When he got back from Guatemala, he ran photos of the wall scribblings through Photoshop filters to better make them out. “I was sitting on my sofa here in Austin one day just crunching the numbers on a piece of paper.” There were intervals between the columns that were 177 days. “Finally I said, wait a minute. If you divide this by 29 days, you get 6 months. And it was like, whoa! A lunar table!” The table was used, among other things, to keep track of these potential eclipses.

A Mayan mural that is an astronomical table from the north wall of Structure 10K-2 at Xultun, Guatemala. Composite image by William Saturno; drawing by David Stuart.

The find sent Stuart into the study of Maya astronomy, and the discovery pushed back by centuries the date at which we know the Maya understood the lunar calendar. “We have records in this calendar that go back to the 4th century A.D. The Maya are well known for being good astronomers. Other cultures were too — we just happened to have the records that they wrote down,” says Stuart. “They were accumulating data over generations and generations in order to calculate the eclipse intervals. They couldn’t necessarily predict exactly when they would occur but they could predict when they could occur. That takes generations of observation to see patterns in the movement of the moon.” The time scale was hundreds of years at least, says Stuart.

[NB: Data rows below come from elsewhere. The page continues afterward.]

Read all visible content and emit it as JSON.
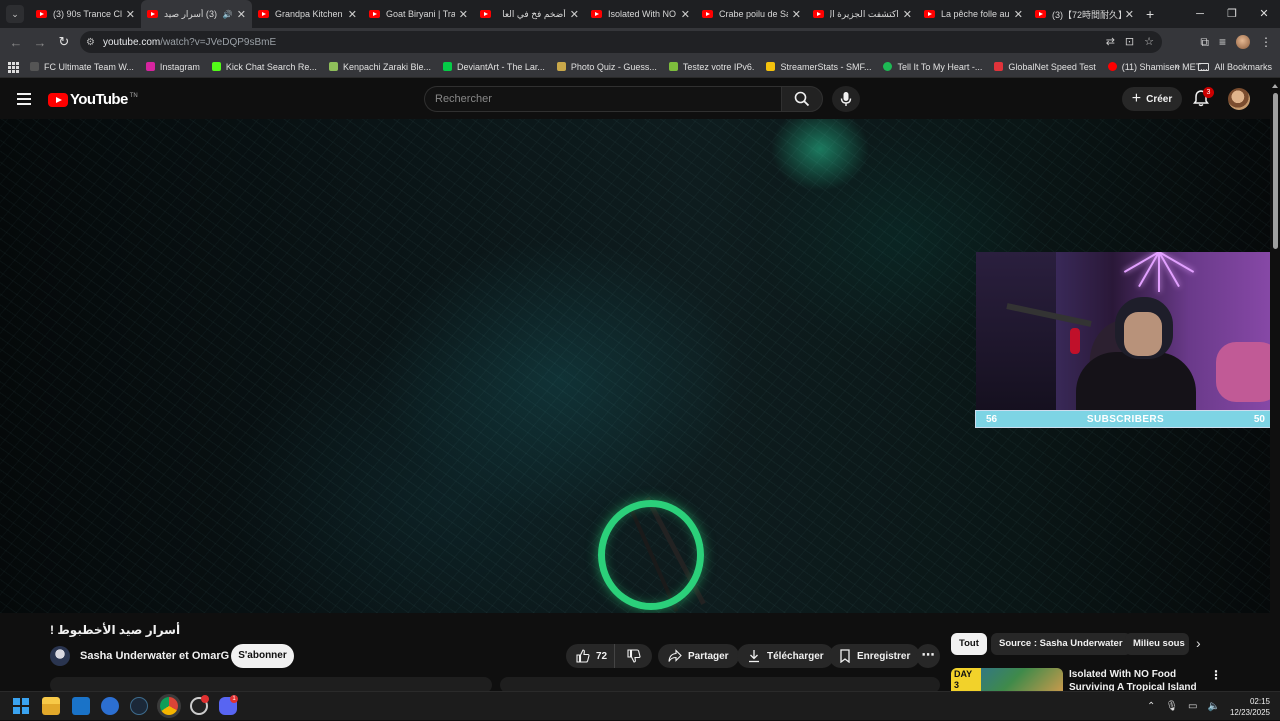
{
  "browser": {
    "tabs": [
      {
        "title": "(3) 90s Trance Cla",
        "active": false
      },
      {
        "title": "(3) أسرار صيد",
        "active": true,
        "audio": true
      },
      {
        "title": "Grandpa Kitchen",
        "active": false
      },
      {
        "title": "Goat Biryani | Tra",
        "active": false
      },
      {
        "title": "أضخم فخ في العا",
        "active": false
      },
      {
        "title": "Isolated With NO",
        "active": false
      },
      {
        "title": "Crabe poilu de Sa",
        "active": false
      },
      {
        "title": "اكتشفت الجزيرة ال",
        "active": false
      },
      {
        "title": "La pêche folle au",
        "active": false
      },
      {
        "title": "(3)【72時間耐久】",
        "active": false
      }
    ],
    "url_domain": "youtube.com",
    "url_path": "/watch?v=JVeDQP9sBmE",
    "bookmarks": [
      {
        "label": "FC Ultimate Team W...",
        "color": "#555555"
      },
      {
        "label": "Instagram",
        "color": "#d6249f"
      },
      {
        "label": "Kick Chat Search Re...",
        "color": "#53fc18"
      },
      {
        "label": "Kenpachi Zaraki Ble...",
        "color": "#8fbf5a"
      },
      {
        "label": "DeviantArt - The Lar...",
        "color": "#05cc47"
      },
      {
        "label": "Photo Quiz - Guess...",
        "color": "#c9a84a"
      },
      {
        "label": "Testez votre IPv6.",
        "color": "#7dbd3c"
      },
      {
        "label": "StreamerStats - SMF...",
        "color": "#f4c20d"
      },
      {
        "label": "Tell It To My Heart -...",
        "color": "#1db954"
      },
      {
        "label": "GlobalNet Speed Test",
        "color": "#e0333a"
      },
      {
        "label": "(11) Shamisen MET...",
        "color": "#ff0000"
      }
    ],
    "all_bookmarks_label": "All Bookmarks"
  },
  "youtube": {
    "logo_text": "YouTube",
    "logo_tm": "TN",
    "search_placeholder": "Rechercher",
    "create_label": "Créer",
    "notification_count": "3"
  },
  "stream_overlay": {
    "left_number": "56",
    "label": "SUBSCRIBERS",
    "right_number": "50"
  },
  "video": {
    "title": "أسرار صيد الأخطبوط !",
    "channel": "Sasha Underwater et OmarG",
    "subscribe_label": "S'abonner",
    "likes": "72",
    "share_label": "Partager",
    "download_label": "Télécharger",
    "save_label": "Enregistrer"
  },
  "recommendations": {
    "chips": [
      {
        "label": "Tout",
        "active": true
      },
      {
        "label": "Source : Sasha Underwater",
        "active": false
      },
      {
        "label": "Milieu sous",
        "active": false
      }
    ],
    "first_title": "Isolated With NO Food Surviving A Tropical Island",
    "first_badge": "DAY 3"
  },
  "taskbar": {
    "time": "02:15",
    "date": "12/23/2025",
    "discord_badge": "1"
  },
  "colors": {
    "youtube_red": "#ff0000",
    "overlay_bar": "#7dd4e4",
    "lure_green": "#2bd07a"
  }
}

The unit of time they were very well aware of was the eclipse season, which lasts just more than 173 days. This is the period between “eclipse nodes.” The nodes are the two points where the moon’s orbit crosses the Earth’s orbit around the sun. They were able to tell when the moon potentially could align with the sun. “They wrote down particular eclipses when they happened, and then we have the astronomical tables that the priests and the guys who were keeping the almanacs would consult and be able to tell when they could occur,” Stuart says. “They had a lunar calendar that was pretty sophisticated, and they kept track of that in addition to all of these other calendars,” Stuart says.

One of the ways they described it was as “the eating of the sun.” “There’s a bite being taken out of it that’s bigger and bigger,” explains Stuart. Whether they believed the sun was being eaten or whether it was merely a descriptive figure of speech we don’t know. “They didn’t have a concept that the moon was an astronomical body relative to the earth,” says Stuart. “That kind of astronomical knowledge didn’t come around until much later, in Europe. But they saw the patterns. They were real scientists. They did the calculations, they took evidence, they derived patterns from that evidence and were able to see that the future conformed to that pattern during the eclipse.”

The reconstructed Xultun lunar table. Drawing by David Stuart.

 

The Maya were interested in and had extensive mythology around the moon, including the moon goddess, who was the consort of the sun, who was also related to the goddess of childbirth. “There’s an interesting kind of male/female duality to the sun and the moon that is very cross-cultural,” Stuart notes. “It’s tied into menstruation and other things, and there’s a logic to it.”

Stuart recalls a solar eclipse in July 1991 in Mexico City, where he was living at the time. “Unfortunately, I got called away to a conference in New Orleans, and I was like, this is ridiculous! Here I am in New Orleans, and it was a huge deal in Mexico City! There were thousands of people in the square.” So, he says, “I’m really looking forward to it here.”